We started providing this important “music intelligence” to radio stations and record labels four years ago and I’m happy to say that over time the discomfort associated with using streaming research to properly align radio playlists is beginning to turn to confidence.
Yet most radio stations still prefer other methods to gauge song popularity in this digital age of tech that puts essentially all the available music at consumers’ fingertips.
The slow adoption of radio to use this amazing technology and data has resulted in most radio formats missing the right songs when it comes to properly representing their listeners’ tastes.
Like it or not, radio listeners continue to want the “hits” from their favorite stations and, depending on the format, those listeners generally like to discover new songs as well. Research has shown that radio is the number one way most people discover songs be they old or new.
And just to be clear, “music discovery” doesn’t necessarily refer to new recently released songs. Depending on the generation, music discovery means different things. For Quintile Four or Five music consumers - deemed occasional listeners by the amount of time they listen to music in a given week - we often see songs that have been big hits for weeks listed by some of these listeners as having “just discovered that song”.
So, here at Bridge Ratings, while supplying the radio and record industries with all this data weekly, we also keep track of how the industry as a whole is performing at reflecting true listener-song appeal.
This month’s results are mixed and they represent a typical month in the radio business for music adds.
We look at a national group of radio stations in six major radio formats, note the songs they’ve added and compare that list of “industry adds” with the reality of streaming song popularity at the time of those adds to playlists.
Keep in mind, the musically “active” radio listener - even passive radio listeners who may not stream as much music as the heavy users of streaming platforms - tend to be more aware of popular songs much sooner than radio programmers and record labels give them credit.
The following chart compares our Song Adds “Miss/Hit” rates from June 2019 with the industry’s rates from June 2018.

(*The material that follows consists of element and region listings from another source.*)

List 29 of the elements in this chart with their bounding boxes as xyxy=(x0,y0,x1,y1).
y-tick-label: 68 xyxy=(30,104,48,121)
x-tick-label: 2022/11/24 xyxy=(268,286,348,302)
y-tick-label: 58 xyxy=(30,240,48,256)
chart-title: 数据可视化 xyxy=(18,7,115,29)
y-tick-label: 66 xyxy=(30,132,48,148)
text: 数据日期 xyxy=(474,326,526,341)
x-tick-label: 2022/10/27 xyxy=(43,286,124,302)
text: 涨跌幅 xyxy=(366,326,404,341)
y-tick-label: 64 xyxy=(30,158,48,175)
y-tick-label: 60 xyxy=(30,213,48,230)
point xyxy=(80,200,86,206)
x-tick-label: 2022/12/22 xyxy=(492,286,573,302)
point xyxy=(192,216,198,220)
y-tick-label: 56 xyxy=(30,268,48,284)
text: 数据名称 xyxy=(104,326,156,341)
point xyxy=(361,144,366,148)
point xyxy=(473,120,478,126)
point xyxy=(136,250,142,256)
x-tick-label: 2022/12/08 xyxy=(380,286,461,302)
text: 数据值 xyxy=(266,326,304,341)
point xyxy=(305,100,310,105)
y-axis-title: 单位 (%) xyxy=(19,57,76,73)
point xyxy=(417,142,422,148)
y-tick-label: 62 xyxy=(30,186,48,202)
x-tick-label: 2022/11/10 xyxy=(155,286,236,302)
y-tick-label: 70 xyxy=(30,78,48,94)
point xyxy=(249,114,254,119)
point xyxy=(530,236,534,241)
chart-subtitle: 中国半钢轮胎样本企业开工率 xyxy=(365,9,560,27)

Interestingly, 4 of six of the radio formats we analyzed improved year over year. Alternative Rock and Country are not doing as well with music adds this year compared to last.
There may be reasons for this including the subjective judgement as to whether music released this June is as good as it was last year. The reality is that “good” is in the mind of the listener and the songs that are added to radio playlists are generally still missing the target.
As a whole -based on these six main radio formats - 53% of the songs added by the industry this month are true listener favorites based on the streaming data we track which is based on millions of data points each week. 47% were missed.
That 47% miss figure is an increase from our analysis from the entire year 2018 in our report “Radio Missed Some Hits Last Year” when we found the industry missed or underplayed 40% of the most popular streamed songs of the year.
Certainly, music consumers use many options to hear their favorite songs and radio remains in the mix alongside increasingly popular streaming platforms like Spotify, Apple Music and Amazon Music.
Before the potent research data of on-demand streaming, radio programmers used to “pick the hits”. They listened to songs and determined for listeners what deserved to be heard on the radio.
Today, though, the listener is in command and radio programmers who heed the data are seeing improved station loyalty, more frequent listening occasions and longer time-spent-listening.
From the data we see each week, radio can do a better job of not “picking the hits”, but by simply playing the hits.